A python tool that tries to merge a potential dup folder of files (recursively) with a canonical master.
Definitions:
Master - this is canonical master folder. It doesn't matter where it is. Files / folders are allowed to be put in this folder. They are not allowed to be deleted.
Sidecar - this is the potential duplicate folder. Ideally its the same approx "shape" or structure as the canonical master. Files / Folders are allowed to be deleted from this folder. They are not allowed to be added.
Fixity - fixity is the digital "fingerprint" of a file. It can be used to help establish digital uniqueness. This tool uses MD5 as its fixity process.
There are three potential outcomes.
- Move - a file in the sidecar is considered new to the master folder, and is moved (not copied) from the sidecar to the master.
- Delete - a file in the sidecar is considered to be a duplicate for a file in the master fodler, and is deleted. There are some senisitivity controls for how a duplicate status is established.
- No nothing - a file in the side car matches either fixity, filename, or file ID and is flagged/logged accordingly. This is dependant on the sensitivity controls.
Written logs are always made for every step/check thats made and the resulting decions made by the tool. These are found in the 'log' folder.
This tools assumes the following. You have python 3.6 or greater. You have programmatic access to both folders via python (master, and sidecar).
There are some vaules to edit in the script:
master - set this to your master folder sidecar - set this to your sidecar folder project_name_for_log - set this to a name associated with your file set so you monitor your log files.

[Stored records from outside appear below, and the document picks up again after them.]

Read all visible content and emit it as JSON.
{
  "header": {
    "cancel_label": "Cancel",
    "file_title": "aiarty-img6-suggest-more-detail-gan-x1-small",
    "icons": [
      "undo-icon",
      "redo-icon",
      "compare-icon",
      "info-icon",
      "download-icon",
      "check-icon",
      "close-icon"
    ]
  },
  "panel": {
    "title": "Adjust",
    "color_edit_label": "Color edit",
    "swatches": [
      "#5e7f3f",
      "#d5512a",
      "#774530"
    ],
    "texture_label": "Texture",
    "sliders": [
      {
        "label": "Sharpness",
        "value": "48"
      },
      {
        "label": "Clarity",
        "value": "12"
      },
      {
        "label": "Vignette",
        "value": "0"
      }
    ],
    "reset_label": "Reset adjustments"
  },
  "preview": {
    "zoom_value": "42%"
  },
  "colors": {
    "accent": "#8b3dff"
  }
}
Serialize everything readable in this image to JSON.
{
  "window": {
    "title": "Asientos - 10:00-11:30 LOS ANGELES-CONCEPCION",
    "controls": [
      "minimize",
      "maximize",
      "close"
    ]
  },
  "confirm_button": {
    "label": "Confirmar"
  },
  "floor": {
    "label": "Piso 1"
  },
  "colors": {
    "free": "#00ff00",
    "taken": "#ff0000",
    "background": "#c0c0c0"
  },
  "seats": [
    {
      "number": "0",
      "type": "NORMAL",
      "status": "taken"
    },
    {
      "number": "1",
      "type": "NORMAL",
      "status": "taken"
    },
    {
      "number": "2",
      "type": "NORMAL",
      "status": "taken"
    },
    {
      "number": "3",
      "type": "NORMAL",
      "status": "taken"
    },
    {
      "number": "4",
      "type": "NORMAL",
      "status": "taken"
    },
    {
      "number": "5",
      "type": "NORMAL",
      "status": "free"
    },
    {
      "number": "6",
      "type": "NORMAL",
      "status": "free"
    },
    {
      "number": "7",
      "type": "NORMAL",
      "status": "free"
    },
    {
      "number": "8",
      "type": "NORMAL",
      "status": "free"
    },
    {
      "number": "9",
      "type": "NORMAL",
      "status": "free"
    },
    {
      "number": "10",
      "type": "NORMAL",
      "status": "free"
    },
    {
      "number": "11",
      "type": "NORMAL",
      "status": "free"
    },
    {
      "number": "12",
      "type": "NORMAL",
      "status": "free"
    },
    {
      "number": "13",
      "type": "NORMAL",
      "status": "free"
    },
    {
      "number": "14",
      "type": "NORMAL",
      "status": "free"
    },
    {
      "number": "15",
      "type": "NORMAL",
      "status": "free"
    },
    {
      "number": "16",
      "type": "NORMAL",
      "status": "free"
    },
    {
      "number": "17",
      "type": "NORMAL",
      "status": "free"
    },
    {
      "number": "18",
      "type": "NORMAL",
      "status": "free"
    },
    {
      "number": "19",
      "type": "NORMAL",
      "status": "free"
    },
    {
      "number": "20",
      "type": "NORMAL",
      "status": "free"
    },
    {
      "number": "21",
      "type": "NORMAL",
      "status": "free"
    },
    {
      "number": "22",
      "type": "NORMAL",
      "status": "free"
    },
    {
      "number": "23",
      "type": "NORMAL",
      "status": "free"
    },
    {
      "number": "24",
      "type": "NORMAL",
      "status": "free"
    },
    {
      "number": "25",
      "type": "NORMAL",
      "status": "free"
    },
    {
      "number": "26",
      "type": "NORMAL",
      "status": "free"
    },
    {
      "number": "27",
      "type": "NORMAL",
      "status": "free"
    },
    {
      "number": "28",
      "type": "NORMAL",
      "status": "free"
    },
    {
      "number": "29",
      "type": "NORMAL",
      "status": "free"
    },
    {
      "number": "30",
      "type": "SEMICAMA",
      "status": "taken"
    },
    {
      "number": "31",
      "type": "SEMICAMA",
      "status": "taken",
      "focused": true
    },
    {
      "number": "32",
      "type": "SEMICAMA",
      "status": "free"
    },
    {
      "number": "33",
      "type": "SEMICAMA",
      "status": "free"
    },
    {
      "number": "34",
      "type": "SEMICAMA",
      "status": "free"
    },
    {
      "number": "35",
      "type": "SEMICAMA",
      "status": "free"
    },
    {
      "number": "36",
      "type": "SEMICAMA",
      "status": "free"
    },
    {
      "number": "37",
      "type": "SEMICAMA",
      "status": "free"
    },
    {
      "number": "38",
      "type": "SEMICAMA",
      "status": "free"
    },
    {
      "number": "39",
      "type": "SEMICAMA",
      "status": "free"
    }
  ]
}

There are number of filters or switches in the tool that change its behaviour.
The most important is
commit
When this is set to True, the tool is allowed to make changes to your files. Use woth caution.
The others change the visible information or decision logic:
verbose
When set to True
, every item is logged on screen in the terminal view. Written logs are always made for every step regardless.
collisions_only
When this is set to True
, only the fixity / name space collisions are flagged on screen. It does not report the moves or deletes. Written logs are always made for every step regardless.
use_low_conf_fixity
When set to True
the tool considers a matching fixity found anywhere in the collection as a potent match, and sets a logged "Do nothing" status for a corresponding file. When set to False
the fixity is only relevent for any file with a matching filepath in both folders.
use_low_conf_file_name
When set to True
the tool considers a matching filename (not path) found anywhere in the collection as a potent match, and sets a logged "Do nothing" status for a corresponding file. When set to False
the filename (not path) is only relevent for any file with a matching filepath in both folders.
use_low_conf_file_id
File ID is considered to be the filename with its file exension removed. E.g. the filename my_file.doc
would have the file ID of my_file
.
When set to True
the tool considers a matching file ID (not path or name) found anywhere in the collection as a potent match, and sets a logged "Do nothing" status for a corresponding file. When set to False
the ID (not path or name) is only relevent for any file with a matching filepath in both folders. This is lowest confidence matcher in the desicion logic.
purge_logs
When this is set to 'True' before any processing is completed (and logged) the logs folder is checked for any log files that pertain to the project name set previously. If found, these are deleted. WHen set to False
the logs are appended to every run. This means if commits
are also not being made, the same information is recorded repeatedly.
debug
When this is set to True
every decision for every file is shown on screen. Its useful when / if files aren't being recorded as you expect.
Having work through the set of files, it gives a sumamry:
*** Results ***
Test run.
This is what will happen if you set commit to True
Total files in master: 24338
Total files in sidecar: 25328
Files deleted from sidecar as duplicate:: 23660
File ID exists elsewhere in the collection - no action: 176
Filename exists elsewhere in collection - no action: 1
Fixity exists elsewhere in collection - no action: 620
Files moved from sidecar to master (new content): 871
Finished at 2020-06-03 10:08:35
The corresponding log files, one for each outcome, is found in the logs
folder
To make extra use of this tool, consider using it with the ghost-collection. This can speed up the processing test dramatically, especially if you're repeating steps to work out best results, or iterating through the collection.
https://github.com/jayGattusoNLNZ/Ghost_Collections
Also consider using rePeater if you want to automate your decision logic.